Quote:
Originally Posted by bearybear
Dear T, sometimes as well as the maternal transference I get erotic transference with you; I get sexual thoughts about you. I’d never be able to tell you because I’d never want to make you uncomfortable or for you to think I was disgusting. It’s not even like I want anything sexual to happen between us (that break of boundaries would make me feel unsafe especially with everything I’ve been through) I just can’t help the thoughts. I’ve tried to make the thoughts go away but they’re still happening. Sometimes I wonder how you would react if I ever told you. It would be a weight off my shoulders, but I worry things would never be the same again once you knew and I could never un-say it. It sounds like such an f-ed up combination with the maternal stuff as well, but I think it comes from different parts of me.
(MSF - if anyone has experienced anything like this before please feel free to comment. I feel so alone.)
|
I've experienced both paternal and erotic transference toward the same therapist at different times (sometimes at the same time)--and this has happened with two different therapists, who are very different both in personality and appearance.

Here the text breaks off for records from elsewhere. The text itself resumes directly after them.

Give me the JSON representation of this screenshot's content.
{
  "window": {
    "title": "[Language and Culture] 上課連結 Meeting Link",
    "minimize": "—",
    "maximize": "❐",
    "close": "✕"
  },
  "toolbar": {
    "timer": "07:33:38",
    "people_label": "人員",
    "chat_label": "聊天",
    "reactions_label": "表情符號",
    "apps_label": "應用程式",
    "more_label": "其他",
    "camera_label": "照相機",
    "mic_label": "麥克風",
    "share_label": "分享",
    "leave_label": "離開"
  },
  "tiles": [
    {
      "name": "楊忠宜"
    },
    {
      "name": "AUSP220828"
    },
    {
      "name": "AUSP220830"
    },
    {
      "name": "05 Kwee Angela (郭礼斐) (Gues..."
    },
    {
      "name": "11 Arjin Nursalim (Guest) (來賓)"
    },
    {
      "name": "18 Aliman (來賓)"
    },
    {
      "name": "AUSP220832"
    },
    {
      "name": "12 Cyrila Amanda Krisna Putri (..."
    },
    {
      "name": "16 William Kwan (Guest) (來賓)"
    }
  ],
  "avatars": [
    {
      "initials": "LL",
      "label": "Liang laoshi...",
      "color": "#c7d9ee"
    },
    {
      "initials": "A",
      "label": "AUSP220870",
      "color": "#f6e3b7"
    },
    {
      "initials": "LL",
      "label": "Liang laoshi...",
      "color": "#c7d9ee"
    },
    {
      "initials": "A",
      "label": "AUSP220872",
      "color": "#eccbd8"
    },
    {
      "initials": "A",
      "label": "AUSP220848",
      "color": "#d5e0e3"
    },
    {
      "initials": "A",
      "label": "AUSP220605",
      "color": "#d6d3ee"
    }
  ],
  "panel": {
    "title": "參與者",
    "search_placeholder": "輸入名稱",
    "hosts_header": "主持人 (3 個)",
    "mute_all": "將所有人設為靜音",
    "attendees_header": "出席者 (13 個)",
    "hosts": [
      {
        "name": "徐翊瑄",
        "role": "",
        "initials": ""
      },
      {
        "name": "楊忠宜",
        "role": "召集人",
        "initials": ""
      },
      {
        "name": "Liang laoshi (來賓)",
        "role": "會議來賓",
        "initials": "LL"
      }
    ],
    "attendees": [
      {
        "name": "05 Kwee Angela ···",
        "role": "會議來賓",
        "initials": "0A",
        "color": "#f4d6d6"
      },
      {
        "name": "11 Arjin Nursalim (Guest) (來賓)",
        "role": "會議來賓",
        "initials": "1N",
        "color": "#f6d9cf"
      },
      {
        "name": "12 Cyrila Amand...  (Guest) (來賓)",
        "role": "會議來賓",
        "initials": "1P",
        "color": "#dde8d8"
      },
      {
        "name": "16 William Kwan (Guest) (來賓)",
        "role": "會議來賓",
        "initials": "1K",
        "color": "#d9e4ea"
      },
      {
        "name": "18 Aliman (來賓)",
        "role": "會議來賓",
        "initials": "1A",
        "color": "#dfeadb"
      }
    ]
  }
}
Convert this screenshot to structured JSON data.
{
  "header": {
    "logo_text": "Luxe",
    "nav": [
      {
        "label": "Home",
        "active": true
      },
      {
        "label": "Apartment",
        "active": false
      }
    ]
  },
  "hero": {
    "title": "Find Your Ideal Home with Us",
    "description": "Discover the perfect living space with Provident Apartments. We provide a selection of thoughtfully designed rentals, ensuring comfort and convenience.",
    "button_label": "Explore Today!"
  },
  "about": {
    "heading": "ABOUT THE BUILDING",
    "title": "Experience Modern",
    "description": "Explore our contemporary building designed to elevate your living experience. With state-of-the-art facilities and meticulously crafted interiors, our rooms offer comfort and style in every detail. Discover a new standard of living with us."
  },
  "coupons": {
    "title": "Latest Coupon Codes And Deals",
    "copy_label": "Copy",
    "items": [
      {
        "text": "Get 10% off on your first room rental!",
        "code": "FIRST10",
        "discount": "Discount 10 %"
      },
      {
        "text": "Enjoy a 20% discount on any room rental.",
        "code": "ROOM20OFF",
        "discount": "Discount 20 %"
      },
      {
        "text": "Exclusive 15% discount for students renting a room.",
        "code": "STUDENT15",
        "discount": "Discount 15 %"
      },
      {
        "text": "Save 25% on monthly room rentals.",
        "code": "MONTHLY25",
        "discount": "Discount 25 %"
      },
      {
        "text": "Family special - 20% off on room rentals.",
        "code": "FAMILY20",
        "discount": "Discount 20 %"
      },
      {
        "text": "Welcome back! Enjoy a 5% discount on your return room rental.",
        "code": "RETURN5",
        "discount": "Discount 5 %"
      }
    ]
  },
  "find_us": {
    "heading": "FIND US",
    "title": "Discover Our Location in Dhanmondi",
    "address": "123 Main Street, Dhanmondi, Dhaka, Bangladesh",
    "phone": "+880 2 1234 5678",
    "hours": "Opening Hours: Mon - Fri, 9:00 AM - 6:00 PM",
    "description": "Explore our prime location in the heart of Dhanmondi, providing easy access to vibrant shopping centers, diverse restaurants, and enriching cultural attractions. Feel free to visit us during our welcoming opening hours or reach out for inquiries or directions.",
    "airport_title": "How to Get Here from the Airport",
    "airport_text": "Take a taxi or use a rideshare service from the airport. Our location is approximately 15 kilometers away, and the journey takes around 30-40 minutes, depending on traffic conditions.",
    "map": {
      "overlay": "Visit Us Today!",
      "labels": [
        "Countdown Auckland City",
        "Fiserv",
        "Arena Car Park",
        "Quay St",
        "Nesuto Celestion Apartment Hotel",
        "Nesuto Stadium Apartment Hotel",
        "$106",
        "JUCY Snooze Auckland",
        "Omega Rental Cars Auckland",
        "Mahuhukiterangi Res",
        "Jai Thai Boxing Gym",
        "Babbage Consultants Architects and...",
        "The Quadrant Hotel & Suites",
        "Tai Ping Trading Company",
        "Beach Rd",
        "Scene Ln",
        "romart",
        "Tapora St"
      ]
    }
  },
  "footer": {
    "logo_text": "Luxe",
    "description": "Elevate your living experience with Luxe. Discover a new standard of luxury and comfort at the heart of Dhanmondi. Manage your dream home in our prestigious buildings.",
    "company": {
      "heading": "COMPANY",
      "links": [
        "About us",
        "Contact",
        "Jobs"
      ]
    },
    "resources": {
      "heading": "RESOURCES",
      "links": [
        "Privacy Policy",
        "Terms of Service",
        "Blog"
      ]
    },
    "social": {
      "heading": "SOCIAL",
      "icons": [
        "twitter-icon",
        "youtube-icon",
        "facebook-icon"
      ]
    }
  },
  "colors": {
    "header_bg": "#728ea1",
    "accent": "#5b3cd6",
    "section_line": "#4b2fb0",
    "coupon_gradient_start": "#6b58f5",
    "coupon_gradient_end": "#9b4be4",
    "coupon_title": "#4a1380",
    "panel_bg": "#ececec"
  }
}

It's actually relatively common, from what I've read and been told.
I tended to view the erotic feelings as more wanting connection with the therapist rather than actually wanting something sexual to happen with them. I found that if it tried to push the thoughts away, it could make them more intense. So I tried to just accept them, like, "OK, I'm feeling this. I know what it's about, and it's OK."
As for whether to tell your therapist about them, that's much more complicated and would depend so much on your therapist and their comfort level with and experience with this sort of thing. It may partly have to do with their therapeutic orientation, too (like humanistic vs. psychodynamic vs. more cognitive or something else). I've had very...mixed results (including with the same therapist at different times) sharing both paternal/maternal and erotic feelings.
The main thing to keep in mind is exactly what you said--once you say them, you can't un-say them. My current therapist has said (in general, not about me specifically) that once that sort of thing is shared, it "lives in the relationship." You might be able to talk about that sort of thing in more general terms with your therapist, but I'd avoid sharing specific erotic thoughts. Others may feel it's better to get it out there, but it's very much a risk.
Hope that helped in some way! Just know you're not alone in this.